В грановитую палату вбежав, бросился на колени:
– Владыко…
Глава 7
Коростынь – Москва. Июль—октябрь 1471 г.
Я видела, вброд
Чрез тяжкие воды
Клятвопреступники
И душегубы,
И те, кто чужих
Жен соблазняли,
Идут и холодные
Трупы гложут.
«Старшая Эдда»
Обняв Олега Иваныча, Феофил поднял его с колен, выслушал, скорбно поджав губы. Выслушав, молвил:
– Так и я мыслил – ехать к Ивану, просить… Казнит Иван-то Васильевич людишек, никак остановиться не может. Несколько раз уж посольства к нему посылали. Все одно…
Владыка вздохнул.
– Как в Новгороде-то? – поинтересовался Олег Иваныч. – Ставр-боярин не объявлялся ли?
– Не объявлялся Ставр, – качнул головой Феофил. – А в Новгороде – всяко! Кто говорит-де, «большие» люди, бояре, «меньшим» сражаться не давали, а кто совсем другое речет. Да вот, третьего дня переветчика поймали – Митрю Упадыша…
Олег Иваныч насторожился.
– Заколотил тот Упадыш с людишками своими, переветчиками, пушки на забороле! Железьем заколотил – намертво.

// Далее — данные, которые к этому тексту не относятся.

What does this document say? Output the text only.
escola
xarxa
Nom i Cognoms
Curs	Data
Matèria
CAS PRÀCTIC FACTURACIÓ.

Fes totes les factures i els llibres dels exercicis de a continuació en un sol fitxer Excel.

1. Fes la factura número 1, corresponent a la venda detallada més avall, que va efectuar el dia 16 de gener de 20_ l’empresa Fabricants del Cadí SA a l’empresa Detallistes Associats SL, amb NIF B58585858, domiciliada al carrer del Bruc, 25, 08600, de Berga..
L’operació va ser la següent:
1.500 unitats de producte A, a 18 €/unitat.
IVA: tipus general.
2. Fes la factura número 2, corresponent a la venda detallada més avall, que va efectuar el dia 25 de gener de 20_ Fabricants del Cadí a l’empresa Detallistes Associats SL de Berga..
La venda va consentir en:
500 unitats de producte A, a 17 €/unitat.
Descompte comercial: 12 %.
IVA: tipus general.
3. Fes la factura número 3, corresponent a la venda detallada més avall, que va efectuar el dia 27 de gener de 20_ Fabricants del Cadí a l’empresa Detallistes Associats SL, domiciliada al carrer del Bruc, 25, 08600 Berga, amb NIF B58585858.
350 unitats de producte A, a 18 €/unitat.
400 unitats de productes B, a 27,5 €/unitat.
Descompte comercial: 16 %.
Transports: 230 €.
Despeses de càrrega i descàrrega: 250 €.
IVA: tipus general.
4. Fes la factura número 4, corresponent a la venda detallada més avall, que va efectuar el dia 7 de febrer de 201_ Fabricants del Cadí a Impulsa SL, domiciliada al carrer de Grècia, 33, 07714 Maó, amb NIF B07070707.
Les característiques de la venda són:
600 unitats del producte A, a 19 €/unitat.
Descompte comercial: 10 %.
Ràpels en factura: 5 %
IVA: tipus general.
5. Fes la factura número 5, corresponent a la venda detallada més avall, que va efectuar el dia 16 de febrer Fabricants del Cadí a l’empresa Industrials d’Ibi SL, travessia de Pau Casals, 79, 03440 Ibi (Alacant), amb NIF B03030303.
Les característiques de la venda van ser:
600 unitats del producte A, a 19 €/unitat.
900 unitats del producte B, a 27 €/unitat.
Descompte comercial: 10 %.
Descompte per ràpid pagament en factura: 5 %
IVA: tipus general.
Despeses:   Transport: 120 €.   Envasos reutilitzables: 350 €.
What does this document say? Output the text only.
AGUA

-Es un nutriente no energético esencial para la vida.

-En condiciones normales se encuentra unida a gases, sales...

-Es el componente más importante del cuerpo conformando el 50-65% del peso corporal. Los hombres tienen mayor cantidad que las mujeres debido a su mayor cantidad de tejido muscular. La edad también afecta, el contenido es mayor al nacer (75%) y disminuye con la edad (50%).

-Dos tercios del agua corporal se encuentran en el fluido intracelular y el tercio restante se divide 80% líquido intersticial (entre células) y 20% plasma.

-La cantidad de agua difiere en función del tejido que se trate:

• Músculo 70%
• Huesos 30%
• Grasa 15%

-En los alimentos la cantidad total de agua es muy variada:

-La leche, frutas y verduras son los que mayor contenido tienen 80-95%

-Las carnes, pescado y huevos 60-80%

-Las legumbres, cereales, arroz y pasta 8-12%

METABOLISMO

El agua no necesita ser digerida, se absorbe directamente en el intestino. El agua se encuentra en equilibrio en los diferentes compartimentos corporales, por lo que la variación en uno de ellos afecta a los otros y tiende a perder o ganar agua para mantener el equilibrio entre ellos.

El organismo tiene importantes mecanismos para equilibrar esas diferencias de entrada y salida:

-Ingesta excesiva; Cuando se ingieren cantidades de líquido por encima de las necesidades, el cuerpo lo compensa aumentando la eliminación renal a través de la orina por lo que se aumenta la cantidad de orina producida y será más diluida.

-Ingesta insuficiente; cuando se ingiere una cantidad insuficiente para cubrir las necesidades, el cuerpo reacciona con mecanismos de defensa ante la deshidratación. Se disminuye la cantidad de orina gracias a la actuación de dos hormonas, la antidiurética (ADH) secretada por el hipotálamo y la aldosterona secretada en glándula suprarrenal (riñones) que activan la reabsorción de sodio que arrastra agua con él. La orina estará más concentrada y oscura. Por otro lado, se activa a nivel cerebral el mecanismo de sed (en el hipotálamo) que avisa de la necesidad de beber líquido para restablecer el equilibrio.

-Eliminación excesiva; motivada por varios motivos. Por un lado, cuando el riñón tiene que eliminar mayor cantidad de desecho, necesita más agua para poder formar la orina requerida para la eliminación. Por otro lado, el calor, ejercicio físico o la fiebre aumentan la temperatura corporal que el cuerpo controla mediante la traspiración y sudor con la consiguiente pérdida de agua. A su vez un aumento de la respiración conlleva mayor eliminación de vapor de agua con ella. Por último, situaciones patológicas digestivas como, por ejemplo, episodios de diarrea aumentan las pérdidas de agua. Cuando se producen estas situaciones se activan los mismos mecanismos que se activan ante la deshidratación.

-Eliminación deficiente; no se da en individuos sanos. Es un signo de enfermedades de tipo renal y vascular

– И где ж сейчас тот Упадыш, в порубе?
– Был в порубе, – кашлянул владыко, – да ночью убег – кто-то засовы отворил, стражника убив. Такие вот дела в Новгороде. Ну да ладно – теперь бы людей упасти от гнева Иванова. Сейчас и поедем. Погодь, людей кликну.
Странным казался прежде блестящий город. Каким-то поникшим, чужим, пасмурным, несмотря на сияющее в небе солнце. Позакрывались на мосту лавки, затих Торг, не слыхать было веселой переклички рыбаков на вымолах. Одни лишь вороны каркали, сидя на окружающих храмы деревьях.
Не принял московский государь Феофила. Не захотел. Так и стоял владыко униженно, словно шпынь ненадобный. Терпел поношение – не для себя терпел, для людей новгородских пленных. Остановится ли кровавый московитский зверь – во многом то и от владыки сейчас зависело. Потому и смирил гордость, стоял смиренненько…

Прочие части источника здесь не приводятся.